Пространственно-временная CNN
Архитектура нейронной сети, которая одновременно обрабатывает пространственные (высота, ширина) и временные (время) измерения видео для захвата динамики сцен.
Оптический поток
Вычислительная техника, которая рассчитывает движение пикселей между последовательными кадрами для обнаружения движения объектов и изменений сцены в видео.
Двухпоточные сети
Архитектура CNN, которая параллельно обрабатывает статическую визуальную информацию (RGB поток) и информацию о движении (оптический поток) для надежной классификации видео.
3D CNN
Сверточная нейронная сеть, использующая 3D свертки для извлечения характеристик непосредственно из видеоволумов, сохраняя временную информацию.
Механизм внимания в видео
Модуль глубокого обучения, который динамически взвешивает важность различных пространственных и временных областей в видео для улучшения классификации.
Временная сегментация
Процесс, который автоматически разделяет видео на согласованные временные сегменты на основе изменений сцены или действия для более тонкого анализа.
Анализ контекста сцены
Метод, который оценивает отношения между объектами, действиями и окружением для понимания глобального контекста видеосцены перед классификацией.
Видео эмбеддинг
Плотное и компактное векторное представление видео, которое захватывает его основные характеристики для задач классификации и определения схожести.
Сэмплирование кадров
Стратегия интеллектуального выбора ключевых изображений в видео для оптимизации вычислительной производительности при сохранении релевантной информации.
Видео LSTM
Вариант рекуррентных сетей, специально разработанный для моделирования долгосрочных зависимостей в видео временных последовательностях.
Видео трансформер
Архитектура на основе механизмов внимания, которая обрабатывает видео как последовательности пространственно-временных патчей для эффективной классификации.

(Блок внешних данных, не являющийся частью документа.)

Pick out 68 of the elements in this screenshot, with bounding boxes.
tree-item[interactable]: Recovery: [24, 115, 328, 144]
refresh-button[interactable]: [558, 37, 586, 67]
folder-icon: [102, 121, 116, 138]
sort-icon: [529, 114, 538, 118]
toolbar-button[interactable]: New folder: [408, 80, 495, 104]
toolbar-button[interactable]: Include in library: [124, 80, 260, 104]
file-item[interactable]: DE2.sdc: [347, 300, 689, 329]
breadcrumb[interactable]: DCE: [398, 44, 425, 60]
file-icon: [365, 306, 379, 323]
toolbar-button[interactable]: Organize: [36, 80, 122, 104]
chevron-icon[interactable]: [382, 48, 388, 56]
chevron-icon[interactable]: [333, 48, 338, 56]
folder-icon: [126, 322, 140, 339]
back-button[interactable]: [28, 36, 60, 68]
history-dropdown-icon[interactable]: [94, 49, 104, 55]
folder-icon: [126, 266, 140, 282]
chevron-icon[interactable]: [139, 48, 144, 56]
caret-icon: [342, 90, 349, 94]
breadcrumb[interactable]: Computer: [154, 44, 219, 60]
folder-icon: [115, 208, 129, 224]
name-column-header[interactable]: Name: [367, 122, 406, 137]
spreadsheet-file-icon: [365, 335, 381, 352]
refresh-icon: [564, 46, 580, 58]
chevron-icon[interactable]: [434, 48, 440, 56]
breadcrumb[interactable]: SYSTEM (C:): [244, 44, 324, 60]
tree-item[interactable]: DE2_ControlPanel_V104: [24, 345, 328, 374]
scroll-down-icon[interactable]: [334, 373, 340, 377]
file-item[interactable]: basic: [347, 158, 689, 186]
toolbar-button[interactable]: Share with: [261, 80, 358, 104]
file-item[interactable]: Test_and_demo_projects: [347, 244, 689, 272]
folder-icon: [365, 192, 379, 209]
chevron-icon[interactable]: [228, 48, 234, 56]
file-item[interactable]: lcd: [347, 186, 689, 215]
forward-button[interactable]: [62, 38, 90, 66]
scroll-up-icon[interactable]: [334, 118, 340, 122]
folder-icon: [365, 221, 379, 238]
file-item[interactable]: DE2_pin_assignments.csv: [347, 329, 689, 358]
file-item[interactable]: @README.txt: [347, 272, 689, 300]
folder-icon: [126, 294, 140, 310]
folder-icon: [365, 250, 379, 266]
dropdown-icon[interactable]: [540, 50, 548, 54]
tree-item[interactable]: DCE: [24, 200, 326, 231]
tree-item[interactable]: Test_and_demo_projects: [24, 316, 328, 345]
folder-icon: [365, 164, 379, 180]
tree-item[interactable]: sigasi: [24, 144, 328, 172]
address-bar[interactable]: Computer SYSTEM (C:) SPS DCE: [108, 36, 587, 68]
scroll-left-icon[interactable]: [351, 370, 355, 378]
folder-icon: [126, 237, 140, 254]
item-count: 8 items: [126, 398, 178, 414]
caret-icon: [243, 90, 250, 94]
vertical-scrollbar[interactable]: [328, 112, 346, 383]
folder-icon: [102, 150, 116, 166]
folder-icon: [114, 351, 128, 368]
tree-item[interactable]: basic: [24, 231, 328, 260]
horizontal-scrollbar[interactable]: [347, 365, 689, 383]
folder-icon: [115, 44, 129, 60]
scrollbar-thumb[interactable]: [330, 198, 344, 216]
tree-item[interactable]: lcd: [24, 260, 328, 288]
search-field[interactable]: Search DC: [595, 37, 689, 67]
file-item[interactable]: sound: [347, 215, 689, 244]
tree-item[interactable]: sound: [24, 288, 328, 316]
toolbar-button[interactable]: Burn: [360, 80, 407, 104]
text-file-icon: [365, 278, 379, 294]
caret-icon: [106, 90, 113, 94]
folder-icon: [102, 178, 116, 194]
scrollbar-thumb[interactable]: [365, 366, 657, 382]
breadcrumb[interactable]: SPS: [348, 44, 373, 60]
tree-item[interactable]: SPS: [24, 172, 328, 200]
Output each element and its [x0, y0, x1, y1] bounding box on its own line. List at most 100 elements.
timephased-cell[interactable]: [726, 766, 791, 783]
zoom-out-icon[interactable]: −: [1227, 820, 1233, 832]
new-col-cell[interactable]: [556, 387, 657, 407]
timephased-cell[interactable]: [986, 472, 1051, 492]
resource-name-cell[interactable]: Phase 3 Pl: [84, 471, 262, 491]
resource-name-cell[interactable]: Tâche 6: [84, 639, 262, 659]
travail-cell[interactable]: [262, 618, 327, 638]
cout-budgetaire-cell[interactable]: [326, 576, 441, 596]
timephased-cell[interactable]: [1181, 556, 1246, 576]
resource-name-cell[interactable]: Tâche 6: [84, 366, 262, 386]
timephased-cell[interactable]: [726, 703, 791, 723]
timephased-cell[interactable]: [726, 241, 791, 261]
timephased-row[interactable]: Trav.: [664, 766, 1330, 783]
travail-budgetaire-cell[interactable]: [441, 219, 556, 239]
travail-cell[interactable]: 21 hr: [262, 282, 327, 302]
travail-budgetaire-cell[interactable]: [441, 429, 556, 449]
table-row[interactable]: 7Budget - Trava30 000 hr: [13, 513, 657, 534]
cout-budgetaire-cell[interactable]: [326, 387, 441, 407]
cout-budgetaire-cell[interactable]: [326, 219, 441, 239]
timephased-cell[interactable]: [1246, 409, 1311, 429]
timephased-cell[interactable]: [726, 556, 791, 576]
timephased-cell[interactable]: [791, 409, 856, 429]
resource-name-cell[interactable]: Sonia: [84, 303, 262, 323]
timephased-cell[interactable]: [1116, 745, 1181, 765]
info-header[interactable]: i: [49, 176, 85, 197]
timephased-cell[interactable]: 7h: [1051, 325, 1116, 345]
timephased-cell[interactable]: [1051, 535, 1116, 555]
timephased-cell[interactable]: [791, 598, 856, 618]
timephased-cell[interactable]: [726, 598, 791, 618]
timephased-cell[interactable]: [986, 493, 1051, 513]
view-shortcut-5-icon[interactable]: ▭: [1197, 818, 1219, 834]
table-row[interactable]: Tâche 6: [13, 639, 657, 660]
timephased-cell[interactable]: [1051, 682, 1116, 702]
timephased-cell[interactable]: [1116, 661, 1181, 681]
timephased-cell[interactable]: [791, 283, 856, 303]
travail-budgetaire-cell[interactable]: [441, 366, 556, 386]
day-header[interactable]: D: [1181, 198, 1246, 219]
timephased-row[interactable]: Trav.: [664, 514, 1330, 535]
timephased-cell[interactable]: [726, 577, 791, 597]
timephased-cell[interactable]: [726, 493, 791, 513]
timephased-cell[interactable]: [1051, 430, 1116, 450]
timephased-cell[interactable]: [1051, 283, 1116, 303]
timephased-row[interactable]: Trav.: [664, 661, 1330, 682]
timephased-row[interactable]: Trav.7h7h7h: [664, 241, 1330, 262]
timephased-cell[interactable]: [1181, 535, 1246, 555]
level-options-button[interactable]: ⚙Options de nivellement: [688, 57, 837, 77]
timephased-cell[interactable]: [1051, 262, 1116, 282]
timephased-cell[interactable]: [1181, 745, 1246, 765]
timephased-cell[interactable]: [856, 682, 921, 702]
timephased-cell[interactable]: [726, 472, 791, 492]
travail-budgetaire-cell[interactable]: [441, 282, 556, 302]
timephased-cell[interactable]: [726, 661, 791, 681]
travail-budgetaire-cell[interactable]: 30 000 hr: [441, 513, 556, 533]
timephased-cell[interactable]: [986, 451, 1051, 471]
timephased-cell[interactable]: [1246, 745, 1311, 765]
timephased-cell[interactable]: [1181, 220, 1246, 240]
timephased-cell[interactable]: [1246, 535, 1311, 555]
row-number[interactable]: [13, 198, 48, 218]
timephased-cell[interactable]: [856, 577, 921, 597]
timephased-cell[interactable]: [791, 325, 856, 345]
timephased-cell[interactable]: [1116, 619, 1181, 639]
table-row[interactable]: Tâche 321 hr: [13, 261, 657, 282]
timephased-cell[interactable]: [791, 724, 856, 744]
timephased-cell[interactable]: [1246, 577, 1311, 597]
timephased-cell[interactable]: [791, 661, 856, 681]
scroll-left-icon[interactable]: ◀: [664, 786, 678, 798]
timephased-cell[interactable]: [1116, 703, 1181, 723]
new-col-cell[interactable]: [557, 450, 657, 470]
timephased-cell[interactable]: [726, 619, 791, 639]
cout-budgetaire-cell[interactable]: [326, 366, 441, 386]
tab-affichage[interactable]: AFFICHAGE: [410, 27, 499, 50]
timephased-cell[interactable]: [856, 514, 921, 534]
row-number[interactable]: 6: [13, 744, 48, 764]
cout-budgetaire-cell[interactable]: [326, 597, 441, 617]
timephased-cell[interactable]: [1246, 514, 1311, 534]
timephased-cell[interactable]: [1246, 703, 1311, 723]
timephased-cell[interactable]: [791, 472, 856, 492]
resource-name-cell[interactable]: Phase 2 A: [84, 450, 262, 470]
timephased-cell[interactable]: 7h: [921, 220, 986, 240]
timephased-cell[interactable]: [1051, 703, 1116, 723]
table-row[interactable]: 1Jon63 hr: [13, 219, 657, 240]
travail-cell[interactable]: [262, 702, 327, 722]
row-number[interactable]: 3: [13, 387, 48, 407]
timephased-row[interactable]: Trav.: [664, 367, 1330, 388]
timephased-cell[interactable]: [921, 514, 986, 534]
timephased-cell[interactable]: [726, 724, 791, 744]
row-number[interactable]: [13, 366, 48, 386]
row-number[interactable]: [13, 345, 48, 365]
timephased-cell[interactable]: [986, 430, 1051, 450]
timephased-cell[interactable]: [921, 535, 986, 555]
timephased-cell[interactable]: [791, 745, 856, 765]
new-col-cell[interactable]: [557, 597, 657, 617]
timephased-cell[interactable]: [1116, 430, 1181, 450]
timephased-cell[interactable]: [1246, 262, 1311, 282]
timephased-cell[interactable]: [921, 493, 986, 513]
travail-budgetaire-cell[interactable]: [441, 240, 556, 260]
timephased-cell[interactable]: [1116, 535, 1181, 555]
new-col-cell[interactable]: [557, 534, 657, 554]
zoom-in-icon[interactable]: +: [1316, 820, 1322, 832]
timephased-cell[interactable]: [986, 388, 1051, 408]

Агрегация видео характеристик
Техника, которая объединяет характеристики, извлеченные из множества кадров, для создания унифицированного представления видео сцены.
Генерация графов сцены
Метод, который строит структурированные представления отношений между объектами и действиями в видео для глубокого семантического понимания.
Мультимодальное обучение видео
Подход, который одновременно интегрирует несколько типов данных (визуальные, аудио, текст) для улучшения устойчивости классификации сцен.
Пространственно-временные характеристики
Дескрипторы, которые совместно захватывают пространственный вид объектов и их временную эволюцию для эффективного представления видео сцен.
Распознавание действий на видео
Подзадача классификации, которая специфически идентифицирует человеческие действия или движения объектов в видеопоследовательностях.
Обнаружение объектов на видео
Техника, которая локализует и идентифицирует объекты, присутствующие в каждом кадре видео, обеспечивая временную согласованность обнаружений.